However, there are challenges, including the high-level of guarantees given under CGS, procedural delays under claim settlement and interest rate restriction. For one, in the past five financial years, the Credit Guarantee Fund Trust for Micro and Small Enterprises has approved guarantees totalling Rs 89,258 crore, compared with its corpus of Rs 2,432 crore. Further, collateral-free or unsecured lending, especially to start-ups, is intrinsically riskier than financing MSEs with vintage businesses and the risk may not get priced within such interest rate caps.
CGS caps the downside risks for lenders by offering recourse to the guarantees.

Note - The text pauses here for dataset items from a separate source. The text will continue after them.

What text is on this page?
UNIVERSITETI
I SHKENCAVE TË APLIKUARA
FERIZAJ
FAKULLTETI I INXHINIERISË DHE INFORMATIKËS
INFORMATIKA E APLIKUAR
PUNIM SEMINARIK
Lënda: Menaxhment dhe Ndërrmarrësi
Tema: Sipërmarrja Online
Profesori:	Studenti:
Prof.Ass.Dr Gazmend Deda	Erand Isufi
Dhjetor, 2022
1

However, some private and foreign banks, and NBFCs, consciously enter the high-risk zone of unsecured loans with an eye on the high rewards. Such loans typically have a ticket size of Rs 25-50 lakh and tenures of two to three years, with the interest rate at 18-19 per cent, which is far higher than those on loans by public sector banks. Predictably, private banks have largely stayed away from CGS so far. Now, though the scheme has been opened to NBFCs, it is possible that they too would prefer a high-risk-high-reward pricing approach over CGS lending.

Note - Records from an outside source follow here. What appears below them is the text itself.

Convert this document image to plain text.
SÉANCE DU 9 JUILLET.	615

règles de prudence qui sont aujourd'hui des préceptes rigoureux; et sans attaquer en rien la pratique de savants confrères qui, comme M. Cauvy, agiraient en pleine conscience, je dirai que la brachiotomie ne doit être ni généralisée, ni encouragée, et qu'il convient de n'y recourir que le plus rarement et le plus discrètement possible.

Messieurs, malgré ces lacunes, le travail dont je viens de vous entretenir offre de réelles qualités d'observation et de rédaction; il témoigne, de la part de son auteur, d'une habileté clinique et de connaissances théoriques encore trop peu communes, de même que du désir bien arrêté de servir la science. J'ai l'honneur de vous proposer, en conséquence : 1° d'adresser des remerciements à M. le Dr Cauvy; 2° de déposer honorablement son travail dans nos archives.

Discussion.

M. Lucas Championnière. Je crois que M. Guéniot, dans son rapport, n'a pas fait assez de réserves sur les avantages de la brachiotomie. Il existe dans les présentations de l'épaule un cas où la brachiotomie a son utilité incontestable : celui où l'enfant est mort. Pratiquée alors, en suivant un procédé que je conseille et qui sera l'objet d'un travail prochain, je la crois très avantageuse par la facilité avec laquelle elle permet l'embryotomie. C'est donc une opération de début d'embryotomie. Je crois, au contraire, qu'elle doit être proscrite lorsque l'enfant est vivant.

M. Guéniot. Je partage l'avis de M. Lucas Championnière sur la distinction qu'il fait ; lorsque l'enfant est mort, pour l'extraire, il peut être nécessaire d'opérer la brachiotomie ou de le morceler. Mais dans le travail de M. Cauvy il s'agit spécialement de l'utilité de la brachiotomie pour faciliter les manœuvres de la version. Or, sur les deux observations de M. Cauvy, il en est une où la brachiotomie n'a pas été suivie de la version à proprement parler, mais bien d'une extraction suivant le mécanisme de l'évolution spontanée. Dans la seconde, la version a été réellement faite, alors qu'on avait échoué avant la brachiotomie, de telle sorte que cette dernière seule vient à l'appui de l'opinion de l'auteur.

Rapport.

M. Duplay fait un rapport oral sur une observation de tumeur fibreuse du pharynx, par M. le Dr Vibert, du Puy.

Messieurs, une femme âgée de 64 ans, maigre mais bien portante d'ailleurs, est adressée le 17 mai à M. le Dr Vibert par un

Says Manish Jaiswal, Business Head-SME Ratings, CRISIL: “The ratio of guarantees approved to overall corpus is high at 36 times. CGS can deepen financial inclusion through a transparent, independent and efficient claim settlement process that would involve a fee-based, robust credit health assessment of both MSEs under the Performance & Credit Rating Scheme, and of lender portfolios.”